A l’instant où la descente commence, le MD-11 est quasiment dans le prolongement de l’axe de la piste 06 de l’aéroport d’Halifax. Les pilotes n’ont pas les cartes d’approche pour ce terrain sous les yeux et de précieuses secondes sont perdues à les retrouver. Pendant ce temps, l’appareil croise le prolongement de l’axe de piste et s’en éloigne un peu vers le sud. Les pilotes reprennent la bonne direction et s’approchent de l’aéroport.

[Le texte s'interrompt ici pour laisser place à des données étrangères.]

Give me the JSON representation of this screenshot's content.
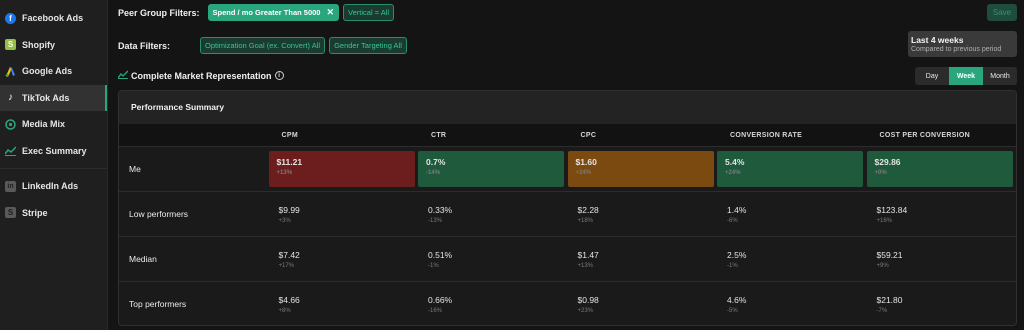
{
  "sidebar": {
    "items": [
      {
        "label": "Facebook Ads",
        "icon": "facebook-icon",
        "color": "#1877f2"
      },
      {
        "label": "Shopify",
        "icon": "shopify-icon",
        "color": "#95bf47"
      },
      {
        "label": "Google Ads",
        "icon": "google-ads-icon",
        "color": "#4285f4"
      },
      {
        "label": "TikTok Ads",
        "icon": "tiktok-icon",
        "color": "#ffffff",
        "active": true
      },
      {
        "label": "Media Mix",
        "icon": "media-mix-icon",
        "color": "#2aa67f"
      },
      {
        "label": "Exec Summary",
        "icon": "exec-summary-icon",
        "color": "#2aa67f"
      }
    ],
    "items2": [
      {
        "label": "LinkedIn Ads",
        "icon": "linkedin-icon",
        "color": "#8a8a8a"
      },
      {
        "label": "Stripe",
        "icon": "stripe-icon",
        "color": "#8a8a8a"
      }
    ]
  },
  "filters": {
    "peer_label": "Peer Group Filters:",
    "peer_chips": [
      "Spend / mo Greater Than 5000",
      "Vertical = All"
    ],
    "data_label": "Data Filters:",
    "data_chips": [
      "Optimization Goal (ex. Convert) All",
      "Gender Targeting All"
    ]
  },
  "save_label": "Save",
  "date": {
    "title": "Last 4 weeks",
    "subtitle": "Compared to previous period"
  },
  "market_title": "Complete Market Representation",
  "toggle": [
    "Day",
    "Week",
    "Month"
  ],
  "summary": {
    "title": "Performance Summary",
    "columns": [
      "CPM",
      "CTR",
      "CPC",
      "CONVERSION RATE",
      "COST PER CONVERSION"
    ],
    "me": {
      "label": "Me",
      "cells": [
        {
          "value": "$11.21",
          "delta": "+13%",
          "tone": "red"
        },
        {
          "value": "0.7%",
          "delta": "-14%",
          "tone": "green"
        },
        {
          "value": "$1.60",
          "delta": "+24%",
          "tone": "orange"
        },
        {
          "value": "5.4%",
          "delta": "+24%",
          "tone": "green"
        },
        {
          "value": "$29.86",
          "delta": "+0%",
          "tone": "green"
        }
      ]
    },
    "rows": [
      {
        "label": "Low performers",
        "cells": [
          {
            "value": "$9.99",
            "delta": "+3%"
          },
          {
            "value": "0.33%",
            "delta": "-13%"
          },
          {
            "value": "$2.28",
            "delta": "+18%"
          },
          {
            "value": "1.4%",
            "delta": "-6%"
          },
          {
            "value": "$123.84",
            "delta": "+16%"
          }
        ]
      },
      {
        "label": "Median",
        "cells": [
          {
            "value": "$7.42",
            "delta": "+17%"
          },
          {
            "value": "0.51%",
            "delta": "-1%"
          },
          {
            "value": "$1.47",
            "delta": "+13%"
          },
          {
            "value": "2.5%",
            "delta": "-1%"
          },
          {
            "value": "$59.21",
            "delta": "+9%"
          }
        ]
      },
      {
        "label": "Top performers",
        "cells": [
          {
            "value": "$4.66",
            "delta": "+8%"
          },
          {
            "value": "0.66%",
            "delta": "-16%"
          },
          {
            "value": "$0.98",
            "delta": "+23%"
          },
          {
            "value": "4.6%",
            "delta": "-5%"
          },
          {
            "value": "$21.80",
            "delta": "-7%"
          }
        ]
      }
    ]
  }
}
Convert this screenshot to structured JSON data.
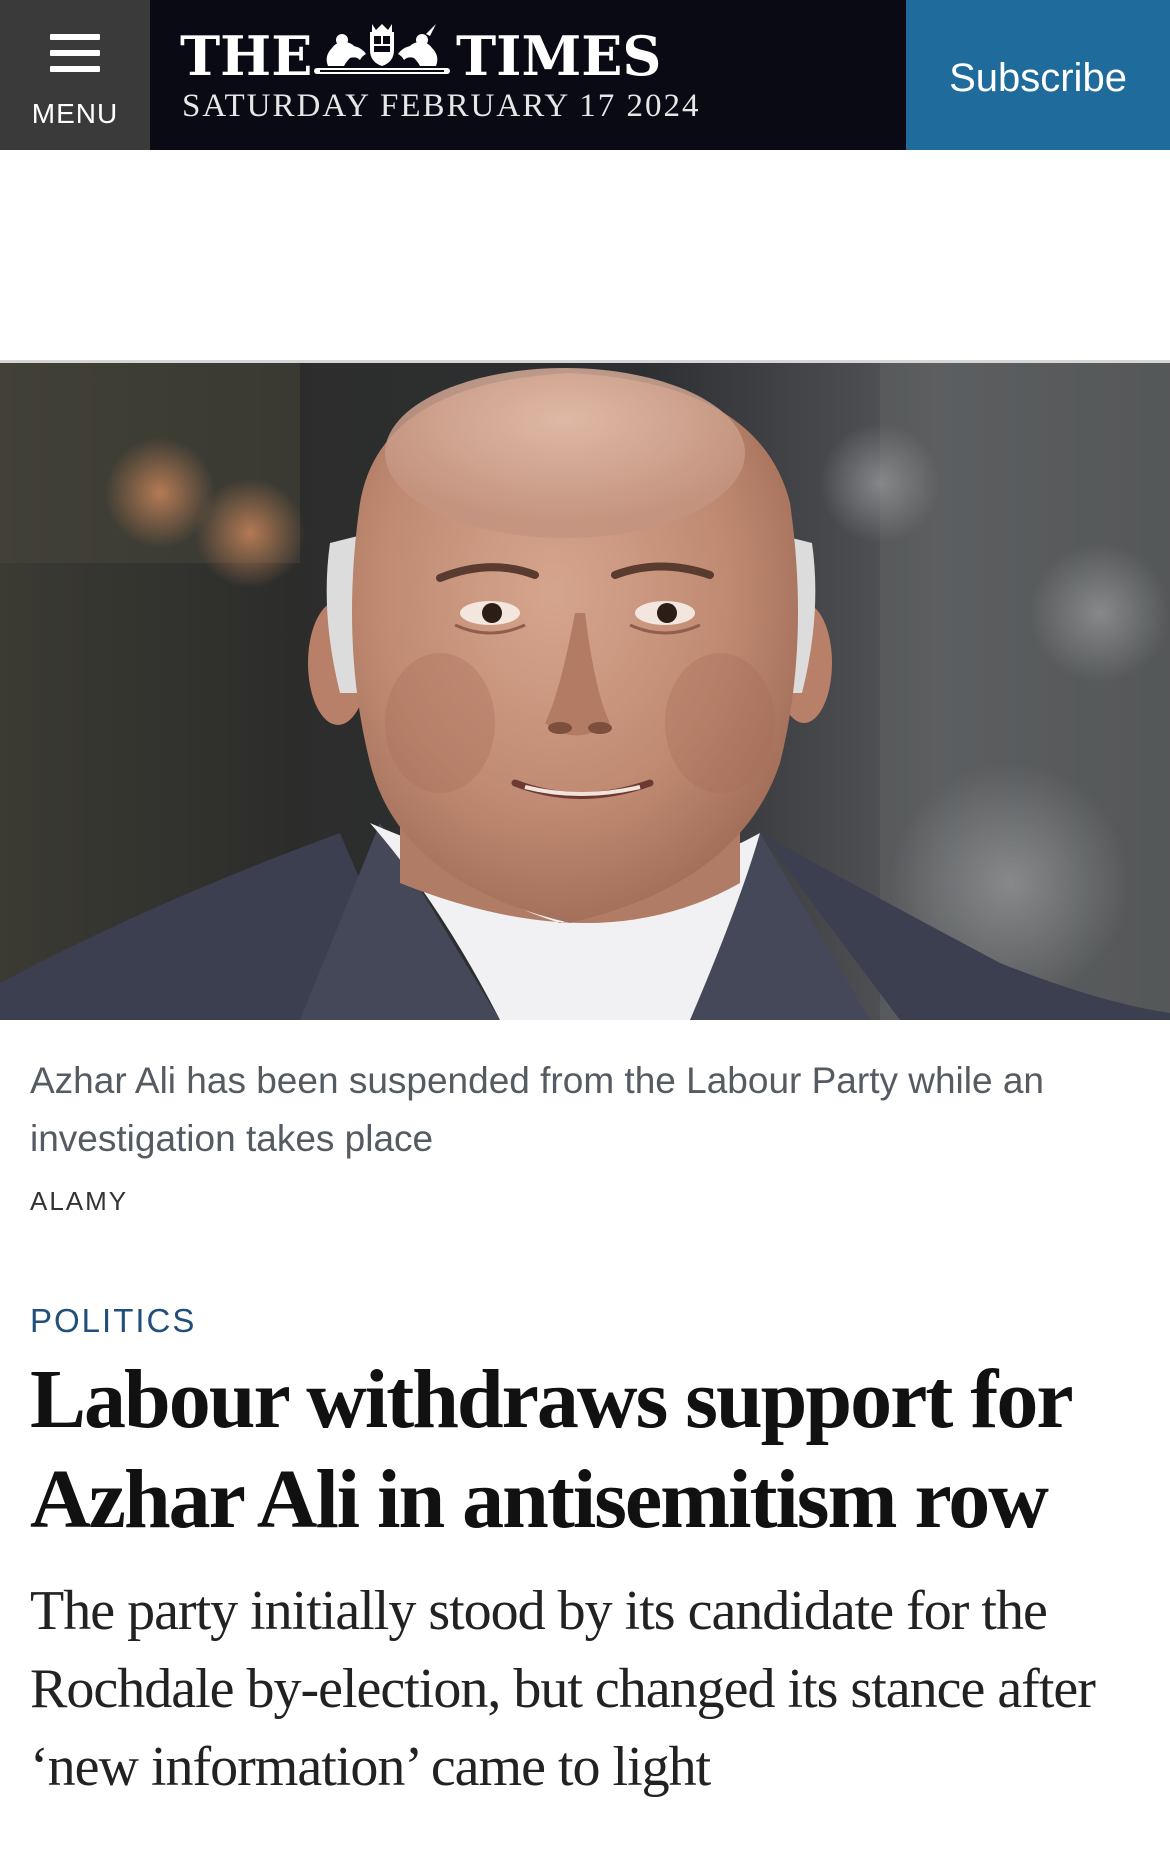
{
  "header": {
    "menu_label": "MENU",
    "masthead_left": "THE",
    "masthead_right": "TIMES",
    "dateline": "SATURDAY FEBRUARY 17 2024",
    "subscribe_label": "Subscribe",
    "colors": {
      "bar": "#0a0a14",
      "menu": "#3a3a3a",
      "subscribe": "#1f6b9c"
    }
  },
  "hero": {
    "icon": "portrait-photo"
  },
  "caption": {
    "text": "Azhar Ali has been suspended from the Labour Party while an investigation takes place",
    "credit": "ALAMY"
  },
  "article": {
    "section": "POLITICS",
    "headline": "Labour withdraws support for Azhar Ali in antisemitism row",
    "standfirst": "The party initially stood by its candidate for the Rochdale by-election, but changed its stance after ‘new information’ came to light"
  }
}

A 21 heures 18, l’appareil est autorisé pour 3’000 pieds et une approche directe sur Halifax. Le pilote n’a jamais déclaré d’urgence, mais les contrôleurs sentent que quelque chose de grave est entrain de se passer et traitent le cas comme tel. Etonnamment, le commandant de bord décline l’offre de descendre à 3’000 pieds et annonce qu’il va rester un peu de temps à 8’000 pieds le temps que « la cabine soit prête pour l’atterrissage ». Le taux de descente maintenu par le MD-11 est de l’ordre de 3’000 pieds par minute et cohérent avec un profil de descente d’urgence à cette distance.
A 21 heures 19, le contrôleur aérien de Moncton entame un guidage radar de l’appareil. Cette procédure permet de suivre le chemin le plus court vers la piste sans perdre de temps avec les cartes, les calculs ou la programmation des systèmes embarqués. Le pilote est orienté vers le cap 030 pour lui faire intercepter l’axe de piste 06 sous un angle de 30 degrés. Le contrôleur informe l’équipage qu’ils sont à 30 nautiques du seuil de piste, soit 55 km restants encore à parcourir pour le salut. Pour leur faciliter encore les choses, le contrôleur communique même la fréquence de l’ILS sur Halifax, 119.9 Mhz.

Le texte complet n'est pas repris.